DECRYPATGE - Les enjeux, les arguments pour et contre…
Le Conseil des ministres a adopté mercredi un décret instituant le comité de réflexion chargé, sous la présidence de Simone Veil, de rédiger un nouveau préambule à la Constitution. Selon le porte-parole du gouvernement Luc Chatel, des «nouveautés» seraient inscrites dans la Constitution telles que «la dignité de la personne humaine, l'égalité hommes-femmes, la diversité, la bioéthique». Un simple comité de plus? Qu'est-ce que cela signifie-t-il? Quelles conséquences? Notre décryptage.
Le préambule de la Constitution, c'est quoi?
Un petit texte dans lequel il est rappelé «l'attachement du peuple français» à la déclaration des Droits de l'homme et du citoyen de 1789, le préambule de la Constitution de 1946 (notamment le droit au travail et au logement) ainsi que les droits et devoirs de la Charte de l'environnement. Le contenu de ces textes ont ainsi une valeur constitutionnelle, c'est-à-dire qu'ils peuvent être opposés au législateur. Le Conseil constitutionnel ne s'en prive d'ailleurs pas pour censurer certaines lois. En clair, une loi ne peut pas être contraire à l'un des principes énoncés.
Est-ce la première fois que ce préambule pourrait être modifié?
Non, en 2004, la Charte de l'environnement y avait été ajoutée. En 1977, sous la présidence de Valéry Giscard d'Estaing, une commission présidée par Edgar Faure avait été mise en place pour «nettoyer» le texte. Elle y avait finalement renoncé.
Pourquoi vouloir inscrire de nouveaux droits?
La société évolue et de nouvelles questions se posent auxquelles les hommes politiques de 1789 ou de 1946 n'avaient pas à répondre: bioéthique bien sûr mais aussi respect des données personnelles dans la société numérique, pluralité des opinions politiques dans les médias, respect de la vie privée… A noter: l'égalité hommes-femmes, évoquée par Luc Chatel, fait déjà partie du «bloc de constitutionnalité» puisque le préambule de la Constitution de 1946 indique que «la loi garantit à la femme, dans tous les domaines, des droits égaux à ceux de l’homme».
Quelles inquiétudes existent autour de ce projet?

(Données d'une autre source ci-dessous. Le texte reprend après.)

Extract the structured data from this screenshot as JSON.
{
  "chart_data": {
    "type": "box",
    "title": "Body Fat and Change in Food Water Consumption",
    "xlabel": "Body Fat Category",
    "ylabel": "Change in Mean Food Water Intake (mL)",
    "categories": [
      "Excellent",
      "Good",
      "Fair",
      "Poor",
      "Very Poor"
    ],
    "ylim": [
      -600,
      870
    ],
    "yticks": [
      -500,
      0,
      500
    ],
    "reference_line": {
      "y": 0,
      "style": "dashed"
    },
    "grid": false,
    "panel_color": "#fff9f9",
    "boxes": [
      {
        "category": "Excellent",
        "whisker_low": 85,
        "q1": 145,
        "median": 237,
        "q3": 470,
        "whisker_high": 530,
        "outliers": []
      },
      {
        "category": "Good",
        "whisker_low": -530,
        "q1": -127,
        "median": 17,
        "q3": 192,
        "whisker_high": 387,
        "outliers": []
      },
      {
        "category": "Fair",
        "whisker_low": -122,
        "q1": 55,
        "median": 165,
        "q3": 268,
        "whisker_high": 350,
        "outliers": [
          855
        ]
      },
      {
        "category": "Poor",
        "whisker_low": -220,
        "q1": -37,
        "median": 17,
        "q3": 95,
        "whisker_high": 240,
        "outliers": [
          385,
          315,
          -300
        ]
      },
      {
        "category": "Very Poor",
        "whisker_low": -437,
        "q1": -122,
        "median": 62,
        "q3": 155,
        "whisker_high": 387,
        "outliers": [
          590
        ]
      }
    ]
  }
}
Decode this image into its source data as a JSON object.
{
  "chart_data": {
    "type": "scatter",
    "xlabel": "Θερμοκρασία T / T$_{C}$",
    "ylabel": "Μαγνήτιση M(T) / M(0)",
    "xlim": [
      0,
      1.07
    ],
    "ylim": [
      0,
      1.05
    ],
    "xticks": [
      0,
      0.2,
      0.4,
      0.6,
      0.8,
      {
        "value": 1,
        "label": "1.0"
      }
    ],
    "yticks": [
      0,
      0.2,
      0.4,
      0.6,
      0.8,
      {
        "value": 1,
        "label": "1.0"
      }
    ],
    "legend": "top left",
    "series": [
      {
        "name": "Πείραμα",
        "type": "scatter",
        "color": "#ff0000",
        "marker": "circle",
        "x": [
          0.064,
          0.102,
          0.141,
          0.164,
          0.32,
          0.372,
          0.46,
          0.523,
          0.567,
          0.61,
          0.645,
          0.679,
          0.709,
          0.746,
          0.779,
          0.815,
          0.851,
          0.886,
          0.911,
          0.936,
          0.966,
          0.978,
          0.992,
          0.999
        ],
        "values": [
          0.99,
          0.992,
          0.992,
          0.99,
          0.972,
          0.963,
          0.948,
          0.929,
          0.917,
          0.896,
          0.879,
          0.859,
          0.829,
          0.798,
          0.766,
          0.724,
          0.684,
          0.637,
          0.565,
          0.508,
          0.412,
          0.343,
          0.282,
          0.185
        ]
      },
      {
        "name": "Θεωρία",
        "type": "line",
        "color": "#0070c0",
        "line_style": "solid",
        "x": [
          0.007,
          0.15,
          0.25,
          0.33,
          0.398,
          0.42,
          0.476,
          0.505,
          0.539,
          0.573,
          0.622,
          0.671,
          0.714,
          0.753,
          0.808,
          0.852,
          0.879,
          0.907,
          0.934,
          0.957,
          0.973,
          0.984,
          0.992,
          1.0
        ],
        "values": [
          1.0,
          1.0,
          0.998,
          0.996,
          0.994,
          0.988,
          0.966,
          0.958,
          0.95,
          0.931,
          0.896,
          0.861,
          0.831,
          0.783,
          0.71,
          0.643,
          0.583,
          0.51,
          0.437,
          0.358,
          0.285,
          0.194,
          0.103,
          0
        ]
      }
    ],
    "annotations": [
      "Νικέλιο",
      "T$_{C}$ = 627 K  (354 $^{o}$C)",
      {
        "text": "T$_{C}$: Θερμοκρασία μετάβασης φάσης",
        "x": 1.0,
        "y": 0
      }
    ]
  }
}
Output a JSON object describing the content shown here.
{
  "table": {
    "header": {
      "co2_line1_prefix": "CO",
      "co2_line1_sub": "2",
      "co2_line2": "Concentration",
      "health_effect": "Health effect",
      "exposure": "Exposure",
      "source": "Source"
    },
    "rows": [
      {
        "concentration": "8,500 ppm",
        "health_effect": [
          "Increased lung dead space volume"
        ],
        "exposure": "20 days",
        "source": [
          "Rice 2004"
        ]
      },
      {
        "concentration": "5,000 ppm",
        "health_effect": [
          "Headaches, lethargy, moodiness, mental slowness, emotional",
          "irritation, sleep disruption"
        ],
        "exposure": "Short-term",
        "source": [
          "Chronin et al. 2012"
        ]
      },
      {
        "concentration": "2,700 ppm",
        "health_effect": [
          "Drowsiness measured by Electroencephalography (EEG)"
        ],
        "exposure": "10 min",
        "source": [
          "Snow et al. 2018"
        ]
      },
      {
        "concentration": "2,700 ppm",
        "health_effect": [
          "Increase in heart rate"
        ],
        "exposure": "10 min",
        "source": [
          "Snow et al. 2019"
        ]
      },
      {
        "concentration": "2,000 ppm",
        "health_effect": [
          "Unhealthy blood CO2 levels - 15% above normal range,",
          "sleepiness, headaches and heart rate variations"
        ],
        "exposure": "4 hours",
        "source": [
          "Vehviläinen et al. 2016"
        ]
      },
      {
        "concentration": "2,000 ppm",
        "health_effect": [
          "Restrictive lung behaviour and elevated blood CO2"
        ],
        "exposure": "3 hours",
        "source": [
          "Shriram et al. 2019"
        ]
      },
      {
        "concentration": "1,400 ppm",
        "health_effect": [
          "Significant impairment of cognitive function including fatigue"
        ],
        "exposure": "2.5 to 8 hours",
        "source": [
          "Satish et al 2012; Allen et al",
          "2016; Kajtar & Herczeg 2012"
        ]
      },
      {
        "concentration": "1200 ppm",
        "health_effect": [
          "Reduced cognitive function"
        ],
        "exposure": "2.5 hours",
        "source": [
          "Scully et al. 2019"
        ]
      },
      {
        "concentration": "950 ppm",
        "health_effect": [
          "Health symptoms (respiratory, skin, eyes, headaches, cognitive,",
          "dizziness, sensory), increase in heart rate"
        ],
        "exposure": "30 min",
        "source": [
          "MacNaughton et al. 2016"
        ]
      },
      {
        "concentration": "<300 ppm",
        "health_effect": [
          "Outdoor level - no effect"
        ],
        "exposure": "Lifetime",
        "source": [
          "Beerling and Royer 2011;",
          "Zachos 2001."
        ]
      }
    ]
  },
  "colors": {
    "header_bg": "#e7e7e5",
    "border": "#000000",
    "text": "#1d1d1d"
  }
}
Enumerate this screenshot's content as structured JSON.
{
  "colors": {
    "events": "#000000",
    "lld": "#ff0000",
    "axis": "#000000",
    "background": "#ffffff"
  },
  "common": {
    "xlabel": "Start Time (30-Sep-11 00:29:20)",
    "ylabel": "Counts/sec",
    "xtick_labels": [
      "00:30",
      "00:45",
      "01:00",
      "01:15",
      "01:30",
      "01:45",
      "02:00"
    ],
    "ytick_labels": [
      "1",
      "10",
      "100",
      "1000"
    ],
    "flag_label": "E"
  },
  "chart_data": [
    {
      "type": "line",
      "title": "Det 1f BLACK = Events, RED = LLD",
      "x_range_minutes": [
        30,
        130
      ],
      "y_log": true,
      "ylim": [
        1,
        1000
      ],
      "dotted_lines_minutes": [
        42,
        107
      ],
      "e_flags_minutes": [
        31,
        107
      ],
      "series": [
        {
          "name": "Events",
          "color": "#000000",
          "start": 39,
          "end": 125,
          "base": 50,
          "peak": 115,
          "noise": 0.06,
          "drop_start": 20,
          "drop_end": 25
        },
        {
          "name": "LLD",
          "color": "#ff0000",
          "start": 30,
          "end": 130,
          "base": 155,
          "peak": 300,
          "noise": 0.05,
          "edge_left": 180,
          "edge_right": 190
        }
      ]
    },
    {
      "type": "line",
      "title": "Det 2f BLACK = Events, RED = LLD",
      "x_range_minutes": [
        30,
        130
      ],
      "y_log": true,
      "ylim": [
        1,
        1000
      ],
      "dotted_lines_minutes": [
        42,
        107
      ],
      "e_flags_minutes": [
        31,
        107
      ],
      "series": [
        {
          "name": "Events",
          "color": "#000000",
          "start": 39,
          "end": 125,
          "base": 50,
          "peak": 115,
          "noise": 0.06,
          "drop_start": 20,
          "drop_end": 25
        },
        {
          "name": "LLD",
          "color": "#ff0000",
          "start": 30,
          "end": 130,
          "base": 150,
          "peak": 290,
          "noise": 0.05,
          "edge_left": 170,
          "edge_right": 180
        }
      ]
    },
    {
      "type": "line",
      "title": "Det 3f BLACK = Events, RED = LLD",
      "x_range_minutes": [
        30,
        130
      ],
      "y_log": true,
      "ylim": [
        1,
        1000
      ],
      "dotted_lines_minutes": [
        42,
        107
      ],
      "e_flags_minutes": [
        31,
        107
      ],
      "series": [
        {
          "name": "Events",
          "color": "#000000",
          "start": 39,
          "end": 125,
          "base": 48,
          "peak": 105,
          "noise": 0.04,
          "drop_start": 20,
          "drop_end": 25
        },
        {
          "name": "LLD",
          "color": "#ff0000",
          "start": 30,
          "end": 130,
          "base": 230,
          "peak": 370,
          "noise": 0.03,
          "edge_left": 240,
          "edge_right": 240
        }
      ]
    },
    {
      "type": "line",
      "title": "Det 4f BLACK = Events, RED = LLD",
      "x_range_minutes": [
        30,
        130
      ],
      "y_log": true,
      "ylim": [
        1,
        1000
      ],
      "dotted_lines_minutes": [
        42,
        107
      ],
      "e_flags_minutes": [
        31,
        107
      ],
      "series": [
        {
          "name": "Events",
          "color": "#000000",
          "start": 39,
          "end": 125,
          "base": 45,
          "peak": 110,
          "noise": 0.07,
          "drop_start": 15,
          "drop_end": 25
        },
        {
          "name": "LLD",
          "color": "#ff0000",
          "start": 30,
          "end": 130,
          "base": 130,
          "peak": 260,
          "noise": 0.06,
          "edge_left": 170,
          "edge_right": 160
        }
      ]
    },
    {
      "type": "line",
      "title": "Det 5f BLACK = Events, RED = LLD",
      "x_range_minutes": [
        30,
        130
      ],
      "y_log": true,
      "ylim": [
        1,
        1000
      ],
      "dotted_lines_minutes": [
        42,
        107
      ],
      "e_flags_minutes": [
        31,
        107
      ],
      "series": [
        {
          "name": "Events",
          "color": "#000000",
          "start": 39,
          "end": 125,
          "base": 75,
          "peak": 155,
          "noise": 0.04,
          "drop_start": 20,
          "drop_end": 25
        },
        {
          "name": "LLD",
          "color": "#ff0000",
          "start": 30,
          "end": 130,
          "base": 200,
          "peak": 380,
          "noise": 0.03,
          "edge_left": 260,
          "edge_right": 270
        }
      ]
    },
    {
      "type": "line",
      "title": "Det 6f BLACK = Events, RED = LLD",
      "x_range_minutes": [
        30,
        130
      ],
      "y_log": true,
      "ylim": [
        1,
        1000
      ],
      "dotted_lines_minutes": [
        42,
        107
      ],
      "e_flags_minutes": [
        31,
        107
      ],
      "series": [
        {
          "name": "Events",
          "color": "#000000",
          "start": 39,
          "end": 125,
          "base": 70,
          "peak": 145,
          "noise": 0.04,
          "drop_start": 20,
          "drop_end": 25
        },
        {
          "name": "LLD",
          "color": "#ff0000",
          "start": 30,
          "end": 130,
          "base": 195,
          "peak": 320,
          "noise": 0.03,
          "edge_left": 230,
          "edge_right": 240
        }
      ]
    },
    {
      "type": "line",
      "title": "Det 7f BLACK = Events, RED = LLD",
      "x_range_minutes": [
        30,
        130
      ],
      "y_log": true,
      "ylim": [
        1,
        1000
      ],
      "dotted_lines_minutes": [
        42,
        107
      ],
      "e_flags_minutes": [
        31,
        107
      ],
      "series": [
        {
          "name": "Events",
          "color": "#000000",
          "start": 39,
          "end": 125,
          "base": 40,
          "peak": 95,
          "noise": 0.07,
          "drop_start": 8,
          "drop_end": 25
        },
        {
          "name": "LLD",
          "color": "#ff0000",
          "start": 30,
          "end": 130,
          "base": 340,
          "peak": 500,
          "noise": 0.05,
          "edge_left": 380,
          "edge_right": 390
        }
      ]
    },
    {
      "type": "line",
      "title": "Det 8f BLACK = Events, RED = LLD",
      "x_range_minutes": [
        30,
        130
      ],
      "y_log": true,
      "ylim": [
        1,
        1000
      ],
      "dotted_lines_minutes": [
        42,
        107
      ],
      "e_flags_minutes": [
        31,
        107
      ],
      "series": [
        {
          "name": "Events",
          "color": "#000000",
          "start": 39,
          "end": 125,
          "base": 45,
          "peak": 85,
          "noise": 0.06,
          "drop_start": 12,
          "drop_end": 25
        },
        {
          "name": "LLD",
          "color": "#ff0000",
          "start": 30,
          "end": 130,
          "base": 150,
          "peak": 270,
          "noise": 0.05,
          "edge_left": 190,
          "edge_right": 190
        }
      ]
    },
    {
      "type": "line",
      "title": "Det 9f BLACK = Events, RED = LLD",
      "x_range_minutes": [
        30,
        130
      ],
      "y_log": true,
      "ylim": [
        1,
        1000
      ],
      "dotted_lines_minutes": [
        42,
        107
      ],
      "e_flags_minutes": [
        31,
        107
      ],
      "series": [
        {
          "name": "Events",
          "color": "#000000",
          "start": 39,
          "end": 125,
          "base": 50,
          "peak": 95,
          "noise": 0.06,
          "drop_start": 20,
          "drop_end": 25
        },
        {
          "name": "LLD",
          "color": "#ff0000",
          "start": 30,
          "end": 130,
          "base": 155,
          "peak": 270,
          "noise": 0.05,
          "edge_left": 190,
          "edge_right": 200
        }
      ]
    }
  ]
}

Pour le constitutionnaliste Dominique Rousseau, joint par 20minutes.f, le comité Veil «est inutile et dangereux». Inutile: de nouveaux droits sont d'ores et déjà créés par la jurisprudence du Conseil constitutionnel. Par exemple, le respect de la vie privée a été déduit du principe de liberté individuelle. La liberté du mariage, le droit de la défense, le droit à un procès équitable, la reconnaissance de la préservation de la dignité humaine sont autant d'exemples de droits qui ont acquis la même valeur juridique que les droits inscrits formellement dans le texte constitutionnel. Dangereux: les nouveaux droits pourraient s'opposer aux anciens. Par exemple, un droit à la diversité serait rival au principe d'égalité républicaine. «C'est un modèle de société qui est en jeu», clame Dominique Rousseau qui fait valoir que la devise liberté-égalité-fraternité n'a rien à voir avec liberté-diversité-fraternité. Il y voit même une manœuvre politique pour que certaines lois, voulues par Nicolas Sarkozy, ne puissent plus être censurées par le Conseil constitutionnel, comme l'avait été le paquet fiscal jugé discriminatoire. «De nouveaux droits seront utiles uniquement à ceux qui veulent engager la France dans un modèle libéral et non républicain», s'alarme Dominique Rousseau.
Que répondent les partisans des nouveaux droits?
Pour eux, de nouveaux droits viendraient compléter un vide juridique comblé jusqu'à aujourd'hui seulement «en creux» par la jurisprudence du Conseil constitutionnel. Sur le modèle des droits sociaux de 1946, il s'agirait davantage d'objectifs à valeur constitutionnelle que de droits civils à proprement parler. En clair: un droit à la diversité «ne serait pas un appel au communautarisme mais un moyen de créer un appel d'air et de reconnaître la légitimité d'intégration de certaines populations», explique le constitutionnaliste Dominique Chagnollaud à 20minutes.fr. D'ailleurs, fait-il valoir, l'égalité hommes-femmes n'a pas abouti à l'instauration de quotas mais à des mesures qui facilitent l'égal accès des unes et des autres à certaines fonctions. «Le législateur garde une marge de manœuvre», espère-t-il. Mais reconnaît que le sujet est délicat. «Les nouveaux droits devront être rédigées d'une main tremblante.»